BOBBY ARDOIN Editor/Consulting Writer
On the same night exactly 60 years ago, they were wearing caps and gowns, clutching diplomas or possibly just happy to finally step away from their imagined imprisonments at Opelousas High School.
It wasn’t the same scene for those same graduates at the Evangeline Downs Events Center Saturday night as about 60 members of the 1964 OHS senior class, now visibly older and obviously less exuberant, mingled, laughed and reminisced for several hours with the former classmates that chose to attend.

The four years at OHS that they remembered was in a building with shining tiled floors, facing South Market Street.
Student life yearbook photos captured in black and white, show faculty and young men and women gazing into the camera lens attired in jeans and apparently pleased to display their white socks, tennis shoes and black loafers.
1964 was a significant year in American history, as just a month before these former Tigers graduated, Ford had introduced the iconic Mustang, the New York World’s Fair was scheduled to begin a month later and in February the Beatles had already made the first of their American appearances before the Ed Sullivan Show television audiences.
It was also a presidential election year, as Lyndon Johnson was elected to a first term seven months after the assassination of John F. Kennedy in Dallas.
Several members of the 1963 Opelousas High athletic teams attended the Evangeline Downs event, including those from the first football team that played for head coach Richard Talbot.
Only one member of that original Talbot coaching staff is still living, as former OHS assistant and baseball coach Dale Pefferkorn was additionally remembered for his expertise as a classroom math teacher.

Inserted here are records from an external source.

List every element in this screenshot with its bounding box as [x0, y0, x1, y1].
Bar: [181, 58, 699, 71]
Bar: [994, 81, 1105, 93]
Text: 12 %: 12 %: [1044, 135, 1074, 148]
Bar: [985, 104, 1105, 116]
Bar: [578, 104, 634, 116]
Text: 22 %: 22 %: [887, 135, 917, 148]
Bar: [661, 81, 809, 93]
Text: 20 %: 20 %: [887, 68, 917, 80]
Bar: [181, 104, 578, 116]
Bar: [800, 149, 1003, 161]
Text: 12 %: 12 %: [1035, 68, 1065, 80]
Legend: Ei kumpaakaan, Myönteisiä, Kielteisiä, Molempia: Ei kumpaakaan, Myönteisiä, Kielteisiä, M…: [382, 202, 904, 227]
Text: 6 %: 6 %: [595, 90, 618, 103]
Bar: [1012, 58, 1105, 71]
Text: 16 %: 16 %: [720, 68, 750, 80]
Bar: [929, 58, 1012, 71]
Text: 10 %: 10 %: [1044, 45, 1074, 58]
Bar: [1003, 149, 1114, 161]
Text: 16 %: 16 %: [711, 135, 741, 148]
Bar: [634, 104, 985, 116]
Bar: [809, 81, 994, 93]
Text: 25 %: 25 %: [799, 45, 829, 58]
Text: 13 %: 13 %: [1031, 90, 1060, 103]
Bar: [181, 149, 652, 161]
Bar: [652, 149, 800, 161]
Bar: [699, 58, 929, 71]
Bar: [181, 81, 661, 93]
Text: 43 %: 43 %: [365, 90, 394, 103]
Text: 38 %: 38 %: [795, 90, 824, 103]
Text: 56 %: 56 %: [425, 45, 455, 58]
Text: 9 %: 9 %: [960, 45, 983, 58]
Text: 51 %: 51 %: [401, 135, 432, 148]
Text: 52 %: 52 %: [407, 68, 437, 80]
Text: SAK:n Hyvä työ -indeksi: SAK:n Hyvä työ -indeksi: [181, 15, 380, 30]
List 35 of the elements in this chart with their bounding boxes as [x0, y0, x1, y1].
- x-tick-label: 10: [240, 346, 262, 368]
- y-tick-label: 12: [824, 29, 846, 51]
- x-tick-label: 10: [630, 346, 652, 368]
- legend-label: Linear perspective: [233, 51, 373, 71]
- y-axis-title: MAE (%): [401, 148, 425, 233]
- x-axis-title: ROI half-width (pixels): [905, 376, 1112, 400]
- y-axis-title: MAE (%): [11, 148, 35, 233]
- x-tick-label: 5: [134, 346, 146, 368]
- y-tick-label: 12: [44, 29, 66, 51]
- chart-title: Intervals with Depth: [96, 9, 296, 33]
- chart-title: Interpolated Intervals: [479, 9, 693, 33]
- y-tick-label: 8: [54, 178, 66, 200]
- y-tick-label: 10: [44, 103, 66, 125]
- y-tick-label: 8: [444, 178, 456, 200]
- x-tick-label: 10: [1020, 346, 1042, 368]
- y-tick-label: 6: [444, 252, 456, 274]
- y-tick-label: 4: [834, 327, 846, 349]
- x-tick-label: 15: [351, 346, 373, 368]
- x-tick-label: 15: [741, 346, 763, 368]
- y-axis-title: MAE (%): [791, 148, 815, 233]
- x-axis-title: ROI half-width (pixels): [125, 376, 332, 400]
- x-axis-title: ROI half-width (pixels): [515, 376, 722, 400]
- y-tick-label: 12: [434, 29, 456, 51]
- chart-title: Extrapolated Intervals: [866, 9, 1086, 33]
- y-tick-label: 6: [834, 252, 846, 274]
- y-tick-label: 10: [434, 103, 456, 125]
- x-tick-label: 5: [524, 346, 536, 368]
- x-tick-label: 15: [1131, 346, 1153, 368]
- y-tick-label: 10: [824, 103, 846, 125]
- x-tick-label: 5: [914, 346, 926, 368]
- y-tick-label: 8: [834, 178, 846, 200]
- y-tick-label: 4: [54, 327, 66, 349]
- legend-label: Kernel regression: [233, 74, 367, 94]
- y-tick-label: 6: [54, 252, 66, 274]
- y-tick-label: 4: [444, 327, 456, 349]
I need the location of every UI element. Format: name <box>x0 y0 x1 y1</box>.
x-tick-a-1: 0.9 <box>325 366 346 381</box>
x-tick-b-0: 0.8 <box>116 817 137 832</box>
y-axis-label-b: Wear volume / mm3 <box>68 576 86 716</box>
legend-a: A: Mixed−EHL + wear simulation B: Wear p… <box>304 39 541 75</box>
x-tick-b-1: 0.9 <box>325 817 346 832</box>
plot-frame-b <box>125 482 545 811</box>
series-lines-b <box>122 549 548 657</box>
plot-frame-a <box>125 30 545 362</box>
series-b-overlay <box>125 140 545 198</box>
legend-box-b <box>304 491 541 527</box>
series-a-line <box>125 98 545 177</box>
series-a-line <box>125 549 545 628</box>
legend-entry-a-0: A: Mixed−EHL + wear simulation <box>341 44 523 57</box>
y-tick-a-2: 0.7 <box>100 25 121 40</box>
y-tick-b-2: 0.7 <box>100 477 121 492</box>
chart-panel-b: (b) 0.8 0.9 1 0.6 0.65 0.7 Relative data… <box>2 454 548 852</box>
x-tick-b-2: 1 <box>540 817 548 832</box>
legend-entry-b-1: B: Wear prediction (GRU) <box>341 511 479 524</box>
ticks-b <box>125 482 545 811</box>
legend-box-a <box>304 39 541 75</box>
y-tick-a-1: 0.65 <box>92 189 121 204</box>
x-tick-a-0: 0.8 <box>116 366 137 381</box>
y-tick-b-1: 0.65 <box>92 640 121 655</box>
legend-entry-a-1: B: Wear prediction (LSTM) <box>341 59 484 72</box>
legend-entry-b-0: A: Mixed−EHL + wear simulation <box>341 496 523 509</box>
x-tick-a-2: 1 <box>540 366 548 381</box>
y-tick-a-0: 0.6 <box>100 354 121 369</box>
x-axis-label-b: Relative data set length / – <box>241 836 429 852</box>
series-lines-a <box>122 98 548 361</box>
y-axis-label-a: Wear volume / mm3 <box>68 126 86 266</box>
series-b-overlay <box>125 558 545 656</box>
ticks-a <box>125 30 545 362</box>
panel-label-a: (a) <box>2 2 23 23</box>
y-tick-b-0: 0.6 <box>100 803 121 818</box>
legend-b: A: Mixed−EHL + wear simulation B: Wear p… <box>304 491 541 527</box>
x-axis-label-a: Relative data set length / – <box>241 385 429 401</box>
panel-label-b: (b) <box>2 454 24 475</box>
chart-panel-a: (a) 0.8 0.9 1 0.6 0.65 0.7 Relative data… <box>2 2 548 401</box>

Charles Kessinger, a 1964 graduating class member, recalled the early pre-homeroom meetings beneath a tree in front of the school gym, where the boys in the class often gathered and discussed romances, acquisitions, plans for the weekend, teachers they feared or revered and the automobiles that were driven to school by some the senior boys from class.
Fran LaSalle remembered his days riding a new red and silver Honda Nighthawk motorcycle and his 1964 Pontiac GTO, the first of several with him behind the steering wheel..
Susie Leger Peck, the 1964 Miss OHS was also at the reunion with her husband and classmate A.T. Peck, while class Beau Roland Tauzin, also a pitcher on the baseball team, attended along with class Sweetheart Susan Pitre Rabalais and class president Jackie Perry Arceneaux.
Deceased members of the class were also remembered, including those that have died since the 55th class reunion.
Principal Payne Mahfouz appears on the opening page of the yearbook, and a glance and the memories further back further are there teachers like Mike Genovese, Vera Ruth Gilmore, Coach Bryant Goudeau, coach and future OHS school principal Leroy Ortego and Bernadette Klaus, chosen as 1964 Teacher of The Year.